Alcohol Intoxication Following Muscle Contraction in Mice Decreases Muscle Protein Synthesis But Not mTOR Signal Transduction

Abstract

Background: Alcohol (ethanol [EtOH]) intoxication antagonizes stimulation of muscle protein synthesis and mammalian target of rapamycin (mTOR) signaling. However, whether the anabolic response can be reversed when alcohol is consumed after the stimulus is unknown. Methods: A single bout of electrically stimulated muscle contractions (10 sets of 6 contractions) was induced in fasted male C57BL/6 mice 2 hours prior to alcohol intoxication. EtOH was injected intraperitoneally (3 g/kg), and the gastrocnemius/plantaris muscle complex was collected 2 hours later from the stimulated and contralateral unstimulated control leg.

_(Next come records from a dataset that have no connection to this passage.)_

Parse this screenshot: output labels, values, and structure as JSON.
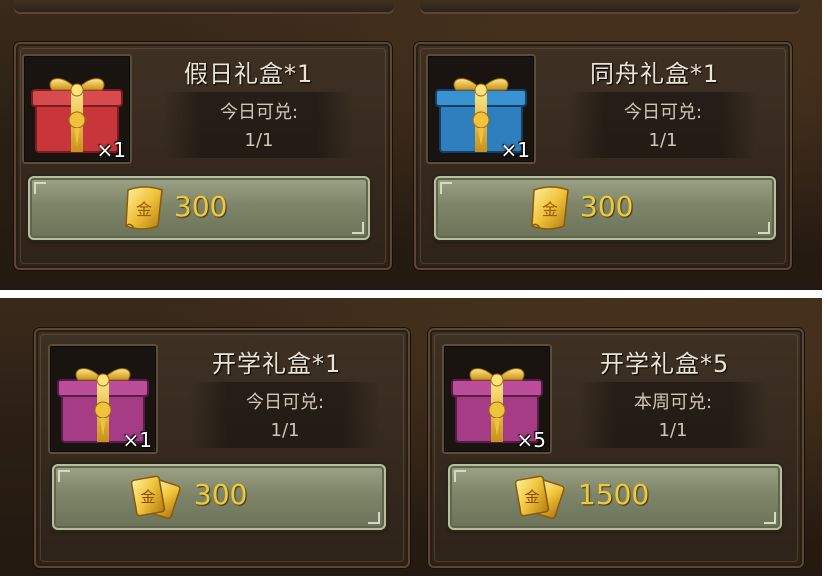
{
  "items": [
    {
      "title": "假日礼盒*1",
      "limit_label": "今日可兑:",
      "limit_count": "1/1",
      "quantity": "×1",
      "price": "300",
      "currency_icon": "gold-scroll-icon",
      "box_color": "#c8363a"
    },
    {
      "title": "同舟礼盒*1",
      "limit_label": "今日可兑:",
      "limit_count": "1/1",
      "quantity": "×1",
      "price": "300",
      "currency_icon": "gold-scroll-icon",
      "box_color": "#2f7fbe"
    },
    {
      "title": "开学礼盒*1",
      "limit_label": "今日可兑:",
      "limit_count": "1/1",
      "quantity": "×1",
      "price": "300",
      "currency_icon": "gold-ticket-icon",
      "box_color": "#a63b86"
    },
    {
      "title": "开学礼盒*5",
      "limit_label": "本周可兑:",
      "limit_count": "1/1",
      "quantity": "×5",
      "price": "1500",
      "currency_icon": "gold-ticket-icon",
      "box_color": "#a63b86"
    }
  ],
  "colors": {
    "price_gold": "#f3c933",
    "button_green": "#7e8569",
    "panel_brown": "#2b1f15"
  }
}
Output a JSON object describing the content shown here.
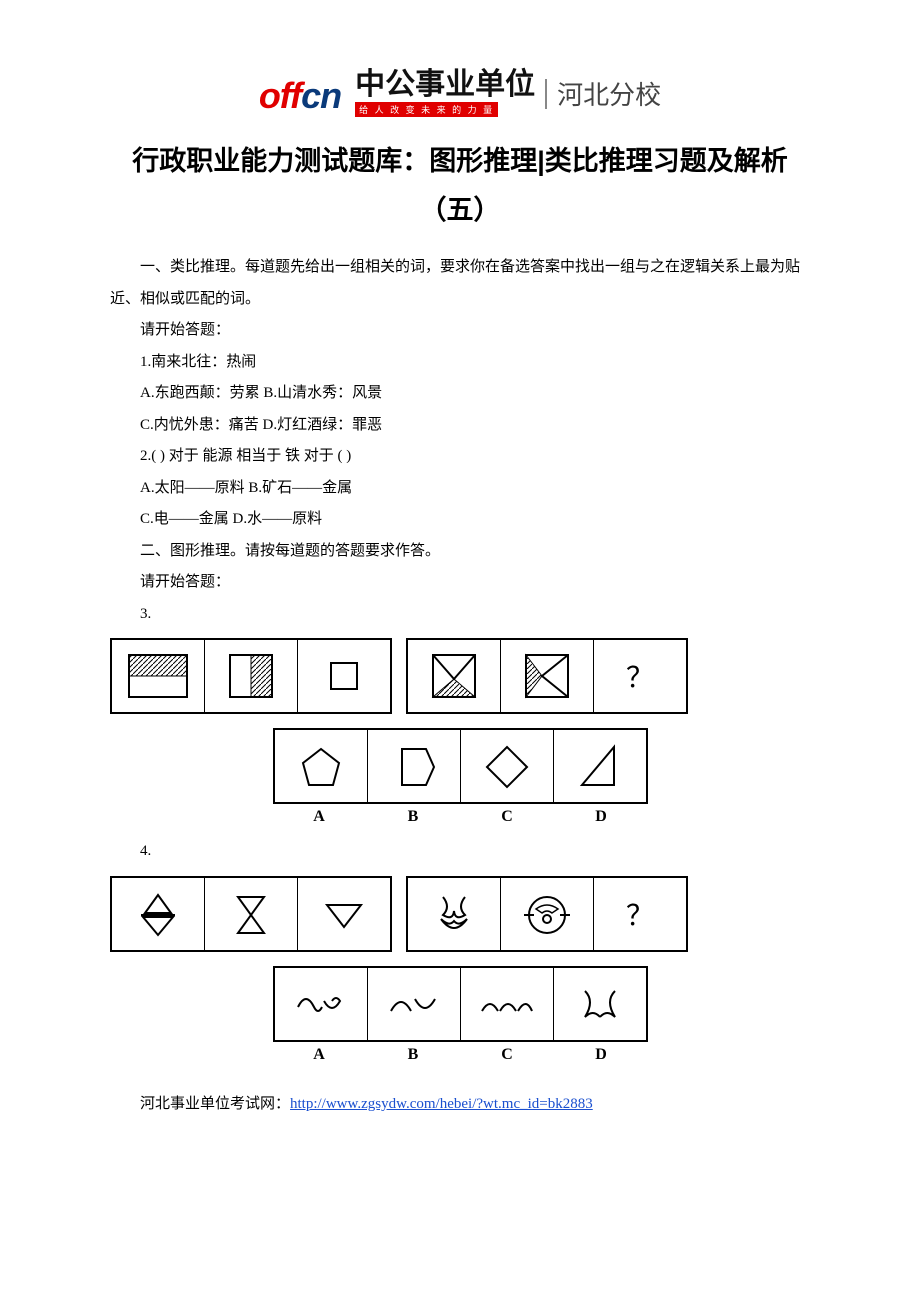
{
  "logo": {
    "brand_en": "offcn",
    "brand_zh": "中公事业单位",
    "slogan": "给 人 改 变 未 来 的 力 量",
    "branch": "河北分校"
  },
  "title": "行政职业能力测试题库：图形推理|类比推理习题及解析（五）",
  "section1_intro": "一、类比推理。每道题先给出一组相关的词，要求你在备选答案中找出一组与之在逻辑关系上最为贴近、相似或匹配的词。",
  "begin": "请开始答题：",
  "q1": {
    "num": "1.南来北往：热闹",
    "a": "A.东跑西颠：劳累  B.山清水秀：风景",
    "c": "C.内忧外患：痛苦  D.灯红酒绿：罪恶"
  },
  "q2": {
    "num": "2.(  ) 对于 能源 相当于 铁 对于 (  )",
    "a": "A.太阳——原料  B.矿石——金属",
    "c": "C.电——金属  D.水——原料"
  },
  "section2_intro": "二、图形推理。请按每道题的答题要求作答。",
  "q3": {
    "num": "3."
  },
  "q4": {
    "num": "4."
  },
  "choice_labels": [
    "A",
    "B",
    "C",
    "D"
  ],
  "qmark": "？",
  "footer": {
    "label": "河北事业单位考试网：",
    "url_text": "http://www.zgsydw.com/hebei/?wt.mc_id=bk2883"
  }
}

Results: Muscle contraction increased protein synthesis 28% in control mice, while EtOH abolished this stimulation-induced increase. Further, EtOH suppressed the rate of synthesis ~75% compared to control muscle irrespective of stimulation. This decrease was associated with impaired protein elongation as EtOH increased the phosphorylation of eEF2 Thr56. In contrast, stimulation-induced increases in mTOR protein complex-1 (mTORC1) (S6K1 Thr421/Ser424, S6K1 Thr389, rpS6 Ser240/244, and 4E-BP1 Thr37/46) and mitogen-activated protein kinase (MAPK) (JNK Thr183/Tyr185, p38 Thr180/Tyr182, and rpS6S235/236) signaling were not reversed by acute EtOH. Conclusions: These data suggest that EtOH-induced decreases in protein synthesis in fasted mice may be independent of mTORC1 and MAPK signaling following muscle contraction and instead due to the antagonistic actions of EtOH on mRNA translation elongation. Therefore, EtOH suppresses the contraction-induced increase in protein synthesis, and over time has the potential to prevent skeletal muscle hypertrophy induced by repeated muscle contraction.